Thursday, February 24, 2011

Introduction to genetic programming

As a taster of genetic programming, there are some excellent slides from a course at University of Edinburgh, which covers a lot of theory behind genetic algorithms and, more specifically, genetic programming:
"Genetic Algorithms and Genetic Programming 2009-10"

My favourite book on the subject is "Genetic Programming: An Introduction" by Banzhaf et al. It is a well-written and concise introduction that will give you a sound grounding in all the theory necessary to evolve your own GP populations.

Once you are ready to either tweak existing GP systems or write your own from scratch, "A Field Guide to Genetic Programming" by Poli et al is a priceless resource. It is also available for free as pdf.

After reading through these slides and books (as well as some that turned out to be less helpful), I decided on a tree-based GP approach, where the programs evolved are Lisp-like structures. Below is a simple example from a Tic-tac-toe player. The program's output, in this case, are the MAKEMOVE nodes and each node computes its value based on any subtrees it may have, including the current board state read from SQ_X_Y nodes.


But first some more info on how I got to the stage where I could generate programs like the one above...

Wednesday, February 23, 2011

The Blind Watchmaker

Before I move on to more technical resources, if you want to know exactly why evolution works from a biological point of view, Richard Dawkins' "The Blind Watchmaker" is an excellent introduction.

Genetic programming is a simulation of biological evolution, and of course a simplified one, but it doesn't hurt to know how nature does it.

One of the pieces from this book that proved most useful, later on in my project, is how gradual selection pressure is achieved via co-evolution of species and sub-species. More on that later on...

Tuesday, February 22, 2011

The beginning...

It all started with the notion that to play board games like Tic-tac-toe, Connect Four, Checkers, Chess, Shogi and Go, the strategy to play each game may not be obvious, yet there are patterns that repeat across all these games.

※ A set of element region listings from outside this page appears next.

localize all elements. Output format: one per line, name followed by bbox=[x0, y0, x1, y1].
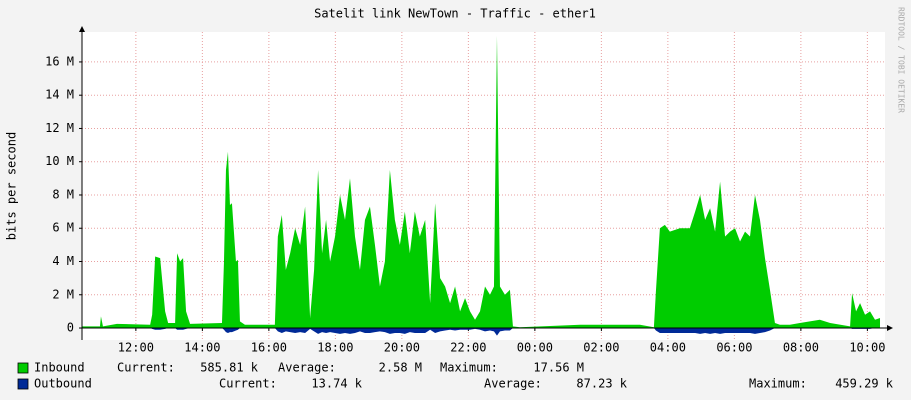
watermark: RRDTOOL / TOBI OETIKER bbox=[897, 7, 906, 113]
x-tick-label: 02:00 bbox=[583, 341, 619, 355]
chart-title: Satelit link NewTown - Traffic - ether1 bbox=[314, 7, 596, 21]
x-tick-label: 20:00 bbox=[384, 341, 420, 355]
area bbox=[82, 328, 881, 336]
stat-label: Maximum: bbox=[749, 377, 807, 391]
stat-value: 585.81 k bbox=[200, 361, 259, 375]
legend-label: Outbound bbox=[34, 377, 92, 391]
y-tick-label: 14 M bbox=[45, 88, 74, 102]
x-tick-label: 16:00 bbox=[251, 341, 287, 355]
y-tick-label: 6 M bbox=[52, 221, 74, 235]
stat-label: Average: bbox=[484, 377, 542, 391]
y-tick-label: 16 M bbox=[45, 54, 74, 68]
y-tick-label: 12 M bbox=[45, 121, 74, 135]
stat-value: 13.74 k bbox=[311, 377, 362, 391]
y-axis-arrow bbox=[79, 26, 85, 32]
stat-label: Maximum: bbox=[440, 361, 498, 375]
x-tick-label: 10:00 bbox=[849, 341, 885, 355]
y-tick-label: 2 M bbox=[52, 287, 74, 301]
legend-label: Inbound bbox=[34, 361, 85, 375]
x-tick-label: 04:00 bbox=[650, 341, 686, 355]
x-tick-label: 12:00 bbox=[118, 341, 154, 355]
stat-value: 2.58 M bbox=[379, 361, 422, 375]
stat-label: Current: bbox=[117, 361, 175, 375]
x-tick-label: 18:00 bbox=[317, 341, 353, 355]
x-tick-label: 14:00 bbox=[184, 341, 220, 355]
y-tick-label: 0 bbox=[67, 321, 74, 335]
stat-value: 87.23 k bbox=[576, 377, 627, 391]
x-tick-label: 08:00 bbox=[783, 341, 819, 355]
legend-swatch bbox=[17, 378, 29, 390]
y-axis-label: bits per second bbox=[5, 132, 19, 240]
legend-swatch bbox=[17, 362, 29, 374]
stat-value: 459.29 k bbox=[835, 377, 894, 391]
y-tick-label: 4 M bbox=[52, 254, 74, 268]
x-tick-label: 06:00 bbox=[716, 341, 752, 355]
x-tick-label: 22:00 bbox=[450, 341, 486, 355]
x-tick-label: 00:00 bbox=[517, 341, 553, 355]
y-tick-label: 10 M bbox=[45, 154, 74, 168]
y-tick-label: 8 M bbox=[52, 187, 74, 201]
area bbox=[82, 35, 881, 329]
stat-label: Current: bbox=[219, 377, 277, 391]
x-axis-arrow bbox=[887, 325, 893, 332]
stat-label: Average: bbox=[278, 361, 336, 375]
stat-value: 17.56 M bbox=[533, 361, 584, 375]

In the case of Tic-tac-toe a simple min-max search may do well. Similarly, in Chess, if we apply min-max along with a host of extra heuristics to guide the search for the best move, we can end up with very strong play. However, for games like Go we know that the search space is too vast for a pure min-max approach to be practical.

Yet, when humans play these games there are often more abstract lessons learned in one game that can be applied in others. With application-specific approaches to AI these lessons are not easily transferable from one game to another.

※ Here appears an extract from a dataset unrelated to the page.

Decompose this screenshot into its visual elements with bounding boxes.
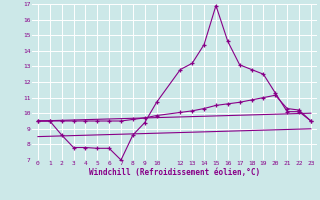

I've always been a big fan of genetic algorithms and amazed at the novel solutions found in nature employed by Darwinian evolution. One particular variant in particular, genetic programming, where actual computer programs are evolved, is of special interest to me.

As opposed to application-specific search algorithms like min-max or machine learning algorithms like neural networks for pattern recognition, genetic programming is particularly applicable when relatively little is known about the problem domain, or when very little is known about what kind of shape a good solution would take. For example, it may be that a neural network may give us a somewhat good solution but without further degrees of freedom we will never know if for example a stochastic approach combined with a neural network would give us an even better solution.

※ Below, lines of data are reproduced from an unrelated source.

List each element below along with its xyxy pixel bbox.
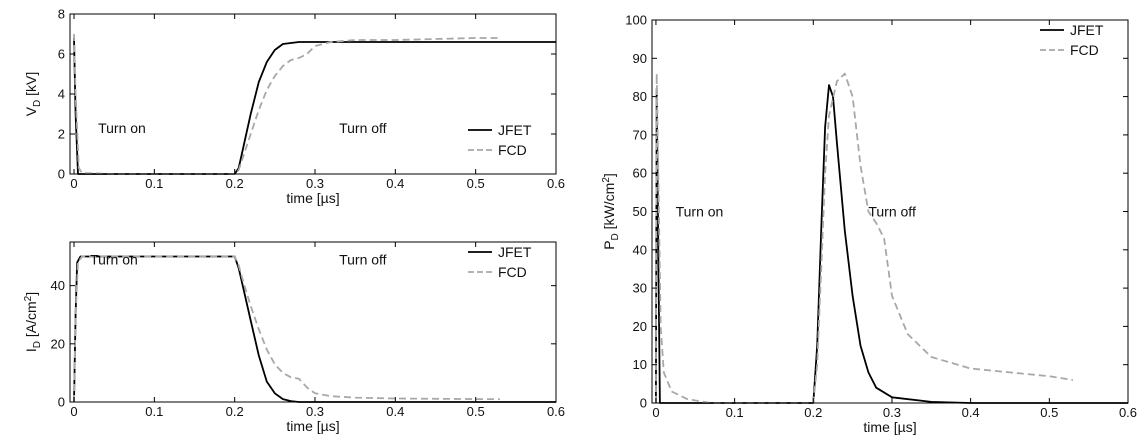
- vd-xtick-label: 0.6: [547, 176, 565, 191]
- id-annotation-turn-off: Turn off: [339, 251, 387, 267]
- pd-xtick-label: 0.3: [883, 405, 901, 420]
- id-legend-label-fcd: FCD: [498, 264, 527, 280]
- pd-xtick-label: 0: [652, 405, 659, 420]
- pd-ytick-label: 10: [633, 357, 647, 372]
- pd-ylabel-unit: [kW/cm: [601, 183, 617, 234]
- id-legend-label-jfet: JFET: [498, 244, 532, 260]
- chart-id: 0 0.1 0.2 0.3 0.4 0.5 0.6 0 20 40 time [µs] ID [A/c…: [23, 241, 565, 434]
- id-series-jfet-line: [73, 255, 556, 403]
- pd-xtick-label: 0.1: [726, 405, 744, 420]
- vd-legend-label-jfet: JFET: [498, 122, 532, 138]
- vd-ytick-label: 2: [58, 127, 65, 142]
- vd-ytick-label: 4: [58, 87, 65, 102]
- id-xtick-label: 0.1: [145, 404, 163, 419]
- pd-ytick-label: 30: [633, 281, 647, 296]
- pd-ytick-label: 70: [633, 127, 647, 142]
- vd-ytick-label: 0: [58, 167, 65, 182]
- vd-xtick-label: 0.5: [467, 176, 485, 191]
- pd-xtick-label: 0.6: [1119, 405, 1137, 420]
- vd-xtick-label: 0.4: [386, 176, 404, 191]
- pd-ytick-label: 60: [633, 166, 647, 181]
- vd-ytick-label: 8: [58, 7, 65, 22]
- vd-y-axis-label: VD [kV]: [23, 72, 43, 117]
- chart-pd: 0 0.1 0.2 0.3 0.4 0.5 0.6 0 10 20 30 40 50 60 70 80 90 10…: [601, 13, 1137, 436]
- id-xtick-label: 0.2: [226, 404, 244, 419]
- id-xtick-label: 0.5: [467, 404, 485, 419]
- vd-ylabel: V: [23, 106, 39, 116]
- vd-xtick-label: 0.2: [226, 176, 244, 191]
- id-ylabel-sup: 2: [23, 295, 34, 301]
- pd-xtick-label: 0.4: [962, 405, 980, 420]
- pd-ytick-label: 20: [633, 319, 647, 334]
- id-y-axis-label: ID [A/cm2]: [23, 292, 43, 352]
- id-ylabel-unit: [A/cm: [23, 301, 39, 341]
- id-xtick-label: 0.4: [386, 404, 404, 419]
- id-x-axis-label: time [µs]: [286, 418, 339, 434]
- id-series-fcd-line: [73, 255, 500, 403]
- pd-ylabel-sup: 2: [601, 177, 612, 183]
- vd-ylabel-sub: D: [32, 100, 43, 107]
- pd-ytick-label: 80: [633, 89, 647, 104]
- id-ylabel: I: [23, 348, 39, 352]
- vd-ylabel-unit: [kV]: [23, 72, 39, 100]
- pd-ytick-label: 0: [640, 396, 647, 411]
- vd-annotation-turn-off: Turn off: [339, 120, 387, 136]
- pd-series-fcd-line: [655, 72, 1074, 404]
- vd-xtick-label: 0: [70, 176, 77, 191]
- pd-legend-label-fcd: FCD: [1070, 42, 1099, 58]
- id-xtick-label: 0.6: [547, 404, 565, 419]
- id-ytick-label: 40: [51, 278, 65, 293]
- id-annotation-turn-on: Turn on: [90, 251, 138, 267]
- vd-annotation-turn-on: Turn on: [98, 120, 146, 136]
- id-ylabel-sub: D: [32, 341, 43, 348]
- vd-ytick-label: 6: [58, 47, 65, 62]
- id-ytick-label: 20: [51, 336, 65, 351]
- pd-x-axis-label: time [µs]: [863, 419, 916, 435]
- pd-series-jfet-line: [655, 84, 1128, 404]
- pd-annotation-turn-off: Turn off: [868, 204, 916, 220]
- pd-ytick-label: 50: [633, 204, 647, 219]
- pd-ylabel-sub: D: [610, 233, 621, 240]
- id-axes-frame: [69, 241, 557, 403]
- vd-series-fcd-line: [73, 33, 500, 175]
- vd-legend-label-fcd: FCD: [498, 142, 527, 158]
- vd-x-axis-label: time [µs]: [286, 190, 339, 206]
- vd-xtick-label: 0.1: [145, 176, 163, 191]
- pd-legend-label-jfet: JFET: [1070, 22, 1104, 38]
- chart-vd: 0 0.1 0.2 0.3 0.4 0.5 0.6 0 2 4 6 8 time [µs] VD [kV]…: [23, 7, 565, 207]
- pd-xtick-label: 0.2: [804, 405, 822, 420]
- id-ytick-label: 0: [58, 395, 65, 410]
- vd-series-jfet-line: [73, 37, 556, 175]
- pd-ytick-label: 100: [625, 13, 647, 28]
- vd-xtick-label: 0.3: [306, 176, 324, 191]
- pd-y-axis-label: PD [kW/cm2]: [601, 173, 621, 250]
- pd-ylabel: P: [601, 240, 617, 249]
- pd-ytick-label: 40: [633, 242, 647, 257]
- pd-ylabel-end: ]: [601, 173, 617, 177]
- pd-annotation-turn-on: Turn on: [676, 204, 724, 220]
- pd-xtick-label: 0.5: [1040, 405, 1058, 420]
- id-xtick-label: 0: [70, 404, 77, 419]
- pd-ytick-label: 90: [633, 51, 647, 66]
- id-xtick-label: 0.3: [306, 404, 324, 419]
- id-ylabel-end: ]: [23, 292, 39, 296]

Genetic programming has the potential to evolve any existing AI approach or combination of such and even to evolve brand new algorithms. In a sense genetic programming is the super set of all learning algorithms.

So I decided to start a hobby project where I used a genetic programming approach to evolve computer programs that can play board games without domain-specific logic or application-specific AI.

In a future post I will go into what exactly is being evolved and how the system teaches itself the rules. But for anyone just starting out with genetic programming, I will first cover some of the resources that helped me out enormously when learning about all this.